For wedding projects, there’s nothing I like more than Sheer Shimmer Spray to add a touch of elegance, sparkle, and shine. It comes in 6 different colors, perfect to match any theme the bride and groom have chosen. Sheer Shimmer Spray can make plain white sparkle and they make colored backgrounds really pop! 

Marcie McCabe

My recommendation is Sheer Shimmer Spray in Sparkle and Fireworks Craft Spray in the colors of the wedding party. 

Shop Sheer Shimmer Spray

 

1 Vote for Fireworks Sprays

Iris Rodriguez

I recommend Fireworks Shimmery Craft Sprays for crafting in wedding decor. It can be hard to match the right colors for wedding decor. Since Fireworks is available in 24 colors and is a dye-based ink, you can choose one of the colors or blend colors to make the desired color. For example, to make a simple cork place card holder (in photo above), add a paper flower embellishment and color it with Fireworks! It’s elegant, inexpensive and personal. To make a zero waste wedding, make a wreath by attaching all remaining cork place card holders and flowers to a frame.

Shop Fireworks!

2 Votes for VersaFine Clair

Kassandra Tousignant

I recommend a delicate floral background stamp on paper with Sheer Shimmer Spray in Sparkle.
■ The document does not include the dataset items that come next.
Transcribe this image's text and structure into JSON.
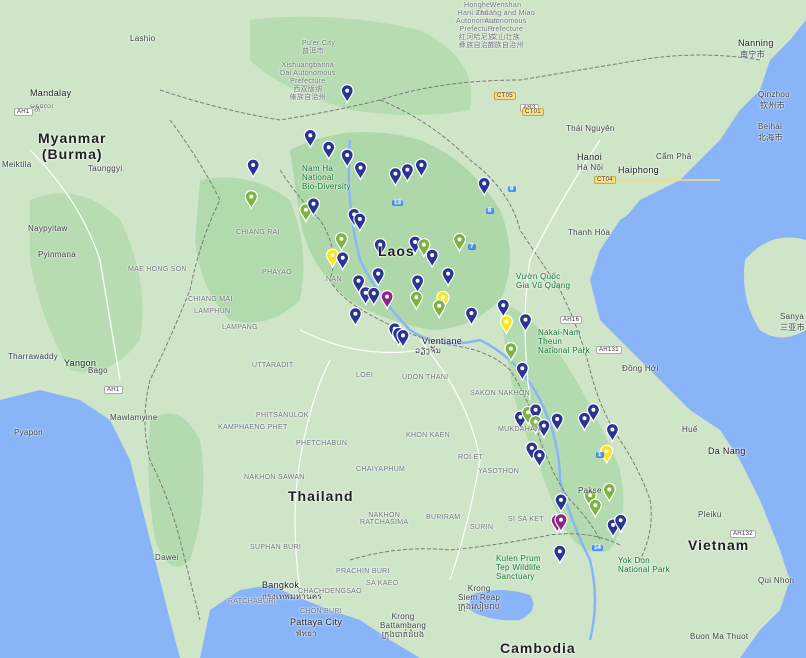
{
  "map": {
    "colors": {
      "water": "#8ab4f8",
      "land": "#cfe5c8",
      "forest": "#9fd39b",
      "border": "#7a7a7a",
      "road": "#ffffff",
      "marker_blue": "#283593",
      "marker_green": "#7cb342",
      "marker_yellow": "#fbe61b",
      "marker_purple": "#8e2487"
    },
    "countries": {
      "myanmar": "Myanmar\n(Burma)",
      "thailand": "Thailand",
      "laos": "Laos",
      "vietnam": "Vietnam",
      "cambodia": "Cambodia"
    },
    "cities": {
      "mandalay": "Mandalay",
      "mandalay_local": "မန္တလေး",
      "hanoi": "Hanoi",
      "hanoi_local": "Hà Nội",
      "haiphong": "Haiphong",
      "vientiane": "Vientiane",
      "vientiane_local": "ວຽງຈັນ",
      "bangkok": "Bangkok",
      "bangkok_local": "กรุงเทพมหานคร",
      "nanning": "Nanning",
      "nanning_local": "南宁市",
      "yangon": "Yangon",
      "danang": "Da Nang",
      "pattaya": "Pattaya City",
      "pattaya_local": "พัทยา",
      "pakse": "Pakse",
      "hue": "Huế",
      "naypyitaw": "Naypyitaw",
      "taunggyi": "Taunggyi",
      "mawlamyine": "Mawlamyine",
      "bago": "Bago",
      "thai_nguyen": "Thái Nguyên",
      "qinzhou": "Qinzhou",
      "qinzhou_local": "钦州市",
      "beihai": "Beihai",
      "beihai_local": "北海市",
      "lashio": "Lashio",
      "meiktila": "Meiktila",
      "pyinmana": "Pyinmana",
      "tharrawaddy": "Tharrawaddy",
      "pyapon": "Pyapon",
      "dawei": "Dawei",
      "cam_pha": "Cẩm Phả",
      "thanh_hoa": "Thanh Hóa",
      "dong_hoi": "Đồng Hới",
      "quy_nhon": "Qui Nhon",
      "buon_ma_thuot": "Buon Ma Thuot",
      "pleiku": "Pleiku",
      "sanya": "Sanya",
      "sanya_local": "三亚市",
      "mukdahan": "MUKDAHAN",
      "udon_thani": "UDON THANI",
      "khon_kaen": "KHON KAEN",
      "nakhon_ratchasima": "NAKHON\nRATCHASIMA"
    },
    "provinces": [
      "CHIANG RAI",
      "PHAYAO",
      "NAN",
      "CHIANG MAI",
      "LAMPANG",
      "MAE HONG SON",
      "LAMPHUN",
      "UTTARADIT",
      "PHITSANULOK",
      "KAMPHAENG PHET",
      "PHETCHABUN",
      "LOEI",
      "SAKON NAKHON",
      "ROI ET",
      "YASOTHON",
      "CHAIYAPHUM",
      "NAKHON SAWAN",
      "BURIRAM",
      "SURIN",
      "SI SA KET",
      "SUPHAN BURI",
      "PRACHIN BURI",
      "RATCHABURI",
      "CHACHOENGSAO",
      "SA KAEO",
      "CHON BURI"
    ],
    "parks": {
      "nam_ha": "Nam Ha\nNational\nBio-Diversity",
      "nakai": "Nakai-Nam\nTheun\nNational Park",
      "vu_quang": "Vườn Quốc\nGia Vũ Quang",
      "kulen": "Kulen Prum\nTep Wildlife\nSanctuary",
      "yok_don": "Yok Don\nNational Park"
    },
    "prefectures": {
      "xishuangbanna": "Xishuangbanna\nDai Autonomous\nPrefecture\n西双版纳\n傣族自治州",
      "honghe": "Honghe\nHani and Yi\nAutonomous\nPrefecture\n红河哈尼族\n彝族自治州",
      "wenshan": "Wenshan\nZhuang and Miao\nAutonomous\nPrefecture\n文山壮族\n苗族自治州",
      "puer": "Pu'er City\n普洱市"
    },
    "krong": "Krong\nSiem Reap\nក្រុងសៀមរាប",
    "krong_batt": "Krong\nBattambang\nក្រុងបាត់ដំបង",
    "highway_labels": [
      "AH1",
      "AH2",
      "AH3",
      "AH12",
      "AH13",
      "AH14",
      "AH15",
      "AH16",
      "AH131",
      "AH132",
      "13",
      "7",
      "6",
      "9",
      "8",
      "12",
      "1",
      "14",
      "CT01",
      "CT05",
      "CT04"
    ]
  },
  "markers": [
    {
      "color": "blue",
      "lng": 101.47,
      "lat": 21.64
    },
    {
      "color": "blue",
      "lng": 100.89,
      "lat": 20.96
    },
    {
      "color": "blue",
      "lng": 101.18,
      "lat": 20.78
    },
    {
      "color": "blue",
      "lng": 101.47,
      "lat": 20.66
    },
    {
      "color": "blue",
      "lng": 101.68,
      "lat": 20.47
    },
    {
      "color": "blue",
      "lng": 102.23,
      "lat": 20.38
    },
    {
      "color": "blue",
      "lng": 102.42,
      "lat": 20.44
    },
    {
      "color": "blue",
      "lng": 102.64,
      "lat": 20.51
    },
    {
      "color": "blue",
      "lng": 103.63,
      "lat": 20.23
    },
    {
      "color": "blue",
      "lng": 99.99,
      "lat": 20.51
    },
    {
      "color": "green",
      "lng": 99.96,
      "lat": 20.03
    },
    {
      "color": "green",
      "lng": 100.82,
      "lat": 19.83
    },
    {
      "color": "blue",
      "lng": 100.94,
      "lat": 19.92
    },
    {
      "color": "blue",
      "lng": 101.58,
      "lat": 19.76
    },
    {
      "color": "blue",
      "lng": 101.67,
      "lat": 19.69
    },
    {
      "color": "green",
      "lng": 101.38,
      "lat": 19.39
    },
    {
      "color": "blue",
      "lng": 101.99,
      "lat": 19.3
    },
    {
      "color": "blue",
      "lng": 102.54,
      "lat": 19.34
    },
    {
      "color": "green",
      "lng": 102.68,
      "lat": 19.3
    },
    {
      "color": "blue",
      "lng": 102.81,
      "lat": 19.14
    },
    {
      "color": "green",
      "lng": 103.24,
      "lat": 19.38
    },
    {
      "color": "yellow",
      "lng": 101.24,
      "lat": 19.14
    },
    {
      "color": "blue",
      "lng": 101.4,
      "lat": 19.1
    },
    {
      "color": "blue",
      "lng": 101.96,
      "lat": 18.86
    },
    {
      "color": "blue",
      "lng": 103.06,
      "lat": 18.86
    },
    {
      "color": "blue",
      "lng": 101.65,
      "lat": 18.75
    },
    {
      "color": "blue",
      "lng": 102.58,
      "lat": 18.75
    },
    {
      "color": "blue",
      "lng": 101.76,
      "lat": 18.57
    },
    {
      "color": "blue",
      "lng": 101.89,
      "lat": 18.56
    },
    {
      "color": "purple",
      "lng": 102.1,
      "lat": 18.51
    },
    {
      "color": "green",
      "lng": 102.56,
      "lat": 18.5
    },
    {
      "color": "yellow",
      "lng": 102.98,
      "lat": 18.5
    },
    {
      "color": "green",
      "lng": 102.92,
      "lat": 18.37
    },
    {
      "color": "blue",
      "lng": 101.6,
      "lat": 18.25
    },
    {
      "color": "blue",
      "lng": 103.43,
      "lat": 18.26
    },
    {
      "color": "blue",
      "lng": 103.93,
      "lat": 18.38
    },
    {
      "color": "yellow",
      "lng": 103.98,
      "lat": 18.13
    },
    {
      "color": "blue",
      "lng": 104.28,
      "lat": 18.16
    },
    {
      "color": "blue",
      "lng": 102.22,
      "lat": 18.02
    },
    {
      "color": "blue",
      "lng": 102.28,
      "lat": 17.95
    },
    {
      "color": "blue",
      "lng": 102.35,
      "lat": 17.92
    },
    {
      "color": "green",
      "lng": 104.05,
      "lat": 17.72
    },
    {
      "color": "blue",
      "lng": 104.23,
      "lat": 17.42
    },
    {
      "color": "blue",
      "lng": 104.2,
      "lat": 16.68
    },
    {
      "color": "green",
      "lng": 104.32,
      "lat": 16.75
    },
    {
      "color": "blue",
      "lng": 104.44,
      "lat": 16.79
    },
    {
      "color": "green",
      "lng": 104.44,
      "lat": 16.61
    },
    {
      "color": "blue",
      "lng": 104.57,
      "lat": 16.55
    },
    {
      "color": "blue",
      "lng": 104.78,
      "lat": 16.65
    },
    {
      "color": "blue",
      "lng": 105.21,
      "lat": 16.66
    },
    {
      "color": "blue",
      "lng": 105.35,
      "lat": 16.79
    },
    {
      "color": "blue",
      "lng": 105.65,
      "lat": 16.49
    },
    {
      "color": "yellow",
      "lng": 105.56,
      "lat": 16.16
    },
    {
      "color": "blue",
      "lng": 104.38,
      "lat": 16.21
    },
    {
      "color": "blue",
      "lng": 104.5,
      "lat": 16.1
    },
    {
      "color": "green",
      "lng": 105.6,
      "lat": 15.58
    },
    {
      "color": "green",
      "lng": 105.3,
      "lat": 15.49
    },
    {
      "color": "blue",
      "lng": 104.84,
      "lat": 15.42
    },
    {
      "color": "green",
      "lng": 105.38,
      "lat": 15.34
    },
    {
      "color": "blue",
      "lng": 105.66,
      "lat": 15.04
    },
    {
      "color": "blue",
      "lng": 105.78,
      "lat": 15.11
    },
    {
      "color": "purple",
      "lng": 104.78,
      "lat": 15.11
    },
    {
      "color": "purple",
      "lng": 104.84,
      "lat": 15.12
    },
    {
      "color": "blue",
      "lng": 104.82,
      "lat": 14.64
    }
  ]
}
In the photo above, I layered the paper with an acrylic sheet on top stamped with VersaFine Clair inked “It’s Your Special Day” sentiment. 

 Amanda Harryman

For those who don’t want to emboss, but want a touch of that elegant look, I would recommend Delicata in Golden Glitz or Silvery Shimmer depending on colors or preferences. I can also say that I would recommend VersaFine Clair in Nocturne, or other wedding colors, to use for the return address stamp on invitations since it will stamp the details clearly, and be smudge-proof quickly.